To God, there are no categories of sin. Sin is sin, and all sinners must bring their sin to the only one capable of handling sin problems—Jesus!

What are practical ways to deal with the pull of a homosexual or bisexual lifestyle? If you’re struggling with a temptation to engage in a homosexual or bisexual relationship, you must avoid tempting situations. Proverbs 22:3 advises: “A prudent man sees danger and takes refuge, but the simple keep going and suffer for it.”

Don’t read articles or visit Web sites that celebrate the lives of those engaged in sinful lifestyle practices, whether they be gay or straight.

If you’ve got gay friends or bisexual friends who are urging you to accept and embrace the lifestyle, minimize your contact with them. This isn’t easy, but remember that your goal is to please God, not your friends.

Your mind is the battleground in the great conflict between God and Satan. The way to victory is to allow God to transform the way you think (Romans 12:1, 2). In the process, remove anything—pictures, keepsakes, etc.—that might trigger your temptations.

The crucial step

No matter how vigilant you are in avoiding tempting situations, temptations will come, and they will come on strong. To overcome them, you must take the next step—you must get to know Jesus better.

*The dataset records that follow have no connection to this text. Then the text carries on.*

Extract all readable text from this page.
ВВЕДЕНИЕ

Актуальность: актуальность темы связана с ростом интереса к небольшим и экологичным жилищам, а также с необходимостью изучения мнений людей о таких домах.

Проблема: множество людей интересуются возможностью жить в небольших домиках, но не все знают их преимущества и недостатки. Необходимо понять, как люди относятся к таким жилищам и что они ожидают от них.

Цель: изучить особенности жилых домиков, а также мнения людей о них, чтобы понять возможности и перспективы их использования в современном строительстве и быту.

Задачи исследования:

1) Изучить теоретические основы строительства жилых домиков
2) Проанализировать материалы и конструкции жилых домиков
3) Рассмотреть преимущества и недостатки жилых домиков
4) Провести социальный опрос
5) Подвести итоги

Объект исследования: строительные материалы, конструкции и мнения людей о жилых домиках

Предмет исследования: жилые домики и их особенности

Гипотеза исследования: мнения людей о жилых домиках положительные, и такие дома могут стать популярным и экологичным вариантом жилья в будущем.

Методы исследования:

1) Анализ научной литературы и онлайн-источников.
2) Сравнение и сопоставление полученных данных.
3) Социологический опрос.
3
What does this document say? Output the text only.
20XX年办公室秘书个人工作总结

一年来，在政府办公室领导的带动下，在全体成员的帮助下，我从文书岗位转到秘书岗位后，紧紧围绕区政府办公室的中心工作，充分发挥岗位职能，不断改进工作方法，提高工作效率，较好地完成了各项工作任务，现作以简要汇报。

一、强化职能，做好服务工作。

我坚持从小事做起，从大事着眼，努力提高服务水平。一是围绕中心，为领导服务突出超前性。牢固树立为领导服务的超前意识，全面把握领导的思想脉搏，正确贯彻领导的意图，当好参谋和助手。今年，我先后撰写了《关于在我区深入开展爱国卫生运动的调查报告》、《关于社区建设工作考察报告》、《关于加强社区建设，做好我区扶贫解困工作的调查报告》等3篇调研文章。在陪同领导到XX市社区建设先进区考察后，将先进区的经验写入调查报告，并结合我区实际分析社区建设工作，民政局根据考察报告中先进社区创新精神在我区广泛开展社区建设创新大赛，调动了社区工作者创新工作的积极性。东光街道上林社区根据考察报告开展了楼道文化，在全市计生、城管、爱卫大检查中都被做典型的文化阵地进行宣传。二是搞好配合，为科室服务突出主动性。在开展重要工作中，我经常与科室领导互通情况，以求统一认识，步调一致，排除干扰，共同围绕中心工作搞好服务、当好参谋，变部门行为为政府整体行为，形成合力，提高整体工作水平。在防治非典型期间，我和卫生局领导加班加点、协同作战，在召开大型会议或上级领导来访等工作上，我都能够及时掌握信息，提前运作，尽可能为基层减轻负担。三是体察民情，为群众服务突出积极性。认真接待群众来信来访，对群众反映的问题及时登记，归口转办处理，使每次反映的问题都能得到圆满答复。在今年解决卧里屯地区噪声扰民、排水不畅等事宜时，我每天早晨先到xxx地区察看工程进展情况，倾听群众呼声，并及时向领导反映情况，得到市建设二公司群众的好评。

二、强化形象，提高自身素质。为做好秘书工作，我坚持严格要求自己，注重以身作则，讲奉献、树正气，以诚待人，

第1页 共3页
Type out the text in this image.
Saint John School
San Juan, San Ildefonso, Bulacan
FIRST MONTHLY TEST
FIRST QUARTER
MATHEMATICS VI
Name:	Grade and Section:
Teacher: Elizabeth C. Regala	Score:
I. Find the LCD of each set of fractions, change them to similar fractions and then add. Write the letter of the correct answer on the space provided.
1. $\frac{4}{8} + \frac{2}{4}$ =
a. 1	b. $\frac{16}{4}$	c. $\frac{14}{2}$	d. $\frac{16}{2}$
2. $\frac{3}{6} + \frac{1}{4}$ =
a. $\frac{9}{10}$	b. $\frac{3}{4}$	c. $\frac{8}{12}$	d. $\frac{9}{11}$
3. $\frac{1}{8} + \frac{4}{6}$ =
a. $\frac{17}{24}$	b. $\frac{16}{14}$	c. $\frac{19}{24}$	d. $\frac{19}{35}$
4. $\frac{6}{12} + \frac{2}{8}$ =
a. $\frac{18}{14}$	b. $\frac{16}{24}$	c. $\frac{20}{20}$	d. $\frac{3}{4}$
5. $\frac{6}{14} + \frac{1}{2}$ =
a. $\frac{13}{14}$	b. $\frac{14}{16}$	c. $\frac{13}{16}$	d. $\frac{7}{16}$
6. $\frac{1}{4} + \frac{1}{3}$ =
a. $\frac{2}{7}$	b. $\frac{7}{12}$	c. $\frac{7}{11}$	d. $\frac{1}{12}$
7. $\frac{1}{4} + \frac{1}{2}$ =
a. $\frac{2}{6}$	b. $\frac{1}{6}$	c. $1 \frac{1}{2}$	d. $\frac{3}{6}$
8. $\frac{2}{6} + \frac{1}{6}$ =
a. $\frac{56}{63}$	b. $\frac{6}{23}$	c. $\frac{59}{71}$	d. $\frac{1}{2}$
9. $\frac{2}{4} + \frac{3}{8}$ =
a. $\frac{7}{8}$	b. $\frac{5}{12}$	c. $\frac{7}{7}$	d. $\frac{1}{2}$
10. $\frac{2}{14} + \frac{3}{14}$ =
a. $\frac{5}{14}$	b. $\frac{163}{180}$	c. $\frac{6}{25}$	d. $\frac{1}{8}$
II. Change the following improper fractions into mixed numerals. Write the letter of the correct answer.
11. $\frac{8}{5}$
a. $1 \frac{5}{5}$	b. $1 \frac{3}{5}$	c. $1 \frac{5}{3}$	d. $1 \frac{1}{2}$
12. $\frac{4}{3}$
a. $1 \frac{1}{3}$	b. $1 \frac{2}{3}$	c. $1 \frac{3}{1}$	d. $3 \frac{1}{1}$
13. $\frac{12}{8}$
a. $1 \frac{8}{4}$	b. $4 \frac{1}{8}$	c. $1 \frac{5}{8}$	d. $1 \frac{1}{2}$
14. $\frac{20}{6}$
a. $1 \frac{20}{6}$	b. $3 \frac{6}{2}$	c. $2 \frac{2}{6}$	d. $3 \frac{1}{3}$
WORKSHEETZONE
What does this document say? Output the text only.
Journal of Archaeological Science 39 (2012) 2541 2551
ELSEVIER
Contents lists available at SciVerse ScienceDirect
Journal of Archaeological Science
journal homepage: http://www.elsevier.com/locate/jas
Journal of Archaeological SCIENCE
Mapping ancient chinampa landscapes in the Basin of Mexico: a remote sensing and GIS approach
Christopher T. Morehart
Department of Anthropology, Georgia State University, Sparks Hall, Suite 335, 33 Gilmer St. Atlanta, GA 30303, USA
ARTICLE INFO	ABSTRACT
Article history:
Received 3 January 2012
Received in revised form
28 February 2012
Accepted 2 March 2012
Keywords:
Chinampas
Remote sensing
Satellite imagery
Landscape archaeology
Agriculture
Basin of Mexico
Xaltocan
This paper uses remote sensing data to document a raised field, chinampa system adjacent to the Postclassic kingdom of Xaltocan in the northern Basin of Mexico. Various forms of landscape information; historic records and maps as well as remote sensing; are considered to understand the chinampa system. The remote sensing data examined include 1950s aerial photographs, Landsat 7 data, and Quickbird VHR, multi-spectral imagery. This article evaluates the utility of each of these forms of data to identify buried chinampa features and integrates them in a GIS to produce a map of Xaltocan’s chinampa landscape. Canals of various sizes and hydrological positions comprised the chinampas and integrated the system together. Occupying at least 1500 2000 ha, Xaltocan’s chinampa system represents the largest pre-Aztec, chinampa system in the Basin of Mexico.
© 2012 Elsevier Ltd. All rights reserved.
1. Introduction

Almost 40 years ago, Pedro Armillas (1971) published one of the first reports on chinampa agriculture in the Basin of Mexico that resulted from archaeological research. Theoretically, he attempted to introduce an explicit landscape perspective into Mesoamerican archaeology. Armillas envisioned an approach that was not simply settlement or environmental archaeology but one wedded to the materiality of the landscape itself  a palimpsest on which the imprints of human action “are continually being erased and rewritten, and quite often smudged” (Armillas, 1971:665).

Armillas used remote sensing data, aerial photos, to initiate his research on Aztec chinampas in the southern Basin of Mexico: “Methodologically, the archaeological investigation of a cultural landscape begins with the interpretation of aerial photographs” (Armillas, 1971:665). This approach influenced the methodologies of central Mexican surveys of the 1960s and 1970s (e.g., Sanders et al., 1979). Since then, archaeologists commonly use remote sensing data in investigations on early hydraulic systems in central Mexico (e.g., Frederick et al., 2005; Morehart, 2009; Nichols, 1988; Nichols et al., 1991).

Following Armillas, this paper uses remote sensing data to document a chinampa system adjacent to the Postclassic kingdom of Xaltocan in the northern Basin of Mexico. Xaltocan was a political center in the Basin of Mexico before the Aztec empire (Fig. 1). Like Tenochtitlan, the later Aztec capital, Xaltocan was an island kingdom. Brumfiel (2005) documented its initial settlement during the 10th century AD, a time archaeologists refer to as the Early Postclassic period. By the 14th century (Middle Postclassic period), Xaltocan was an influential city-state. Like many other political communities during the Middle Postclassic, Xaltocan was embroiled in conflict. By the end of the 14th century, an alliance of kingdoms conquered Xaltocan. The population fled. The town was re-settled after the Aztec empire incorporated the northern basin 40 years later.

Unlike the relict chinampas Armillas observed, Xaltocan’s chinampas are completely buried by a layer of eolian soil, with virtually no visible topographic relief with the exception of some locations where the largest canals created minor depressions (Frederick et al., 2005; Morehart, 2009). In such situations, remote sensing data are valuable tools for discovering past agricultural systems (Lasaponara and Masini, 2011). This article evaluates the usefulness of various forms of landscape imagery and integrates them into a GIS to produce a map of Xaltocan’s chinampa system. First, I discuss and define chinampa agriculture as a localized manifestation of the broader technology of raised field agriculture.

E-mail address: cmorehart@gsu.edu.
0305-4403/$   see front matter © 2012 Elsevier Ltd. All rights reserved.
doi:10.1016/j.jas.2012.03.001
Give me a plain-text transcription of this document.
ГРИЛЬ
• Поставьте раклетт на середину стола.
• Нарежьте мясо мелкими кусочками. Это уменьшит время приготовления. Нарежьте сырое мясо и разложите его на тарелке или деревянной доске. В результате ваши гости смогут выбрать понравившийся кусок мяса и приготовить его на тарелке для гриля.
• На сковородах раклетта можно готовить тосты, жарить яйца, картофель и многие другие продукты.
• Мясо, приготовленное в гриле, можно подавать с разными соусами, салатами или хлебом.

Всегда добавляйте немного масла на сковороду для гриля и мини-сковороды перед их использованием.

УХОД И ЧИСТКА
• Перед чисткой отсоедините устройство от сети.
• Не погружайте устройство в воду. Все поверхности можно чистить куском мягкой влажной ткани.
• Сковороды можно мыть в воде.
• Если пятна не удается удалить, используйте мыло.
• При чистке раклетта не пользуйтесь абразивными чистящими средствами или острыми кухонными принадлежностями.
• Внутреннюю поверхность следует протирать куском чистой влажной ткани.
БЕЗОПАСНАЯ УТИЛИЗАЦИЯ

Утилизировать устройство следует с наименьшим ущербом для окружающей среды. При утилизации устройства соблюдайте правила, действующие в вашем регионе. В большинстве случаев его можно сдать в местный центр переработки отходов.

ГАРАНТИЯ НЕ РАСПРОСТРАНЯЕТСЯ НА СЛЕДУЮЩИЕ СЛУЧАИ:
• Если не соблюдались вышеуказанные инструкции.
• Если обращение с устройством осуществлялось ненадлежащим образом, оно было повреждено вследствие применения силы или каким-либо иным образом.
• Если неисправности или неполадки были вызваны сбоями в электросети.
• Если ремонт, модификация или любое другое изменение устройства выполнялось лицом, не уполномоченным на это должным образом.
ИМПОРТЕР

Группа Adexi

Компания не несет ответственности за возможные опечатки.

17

A good way to do this is to immerse yourself in the Gospels. Ask the Holy Spirit to enlighten your mind as you read, and while you’re reading them pay close attention to Jesus’ character and what motivated His actions. Why did He do certain things? What was His attitude like in different situations? As you read, you’ll learn about Jesus’ sacrifices for you. You’ll get to know His love. And God will give you peace and direction in your life.

Most important, submit yourself to God completely, and ask Him for strength to resist Satan’s temptations. When you do that, James 4:7 promises that the devil will flee from you. Repeat this process daily, and slowly God will transform you into His image. God loves you more than you could ever know, and He won’t give up on you!

The old saying goes that “birds of a feather flock together.” Friends generally mimic the behaviors of the people they associate with. Associate with Jesus. His character will become your character. Then the only thing you’ll want to do is please Him.

 

*Texts credited to NIV are from the Holy Bible, New International Version. Copyright  1973, 1978, 1984, International Bible Society. Used by permission of Zondervan Bible Publishers.

 

David Solomon Hall, Sr., is director of Youth and Church Ministries for the Nevada-Utah Conference of Seventh-day Adventists.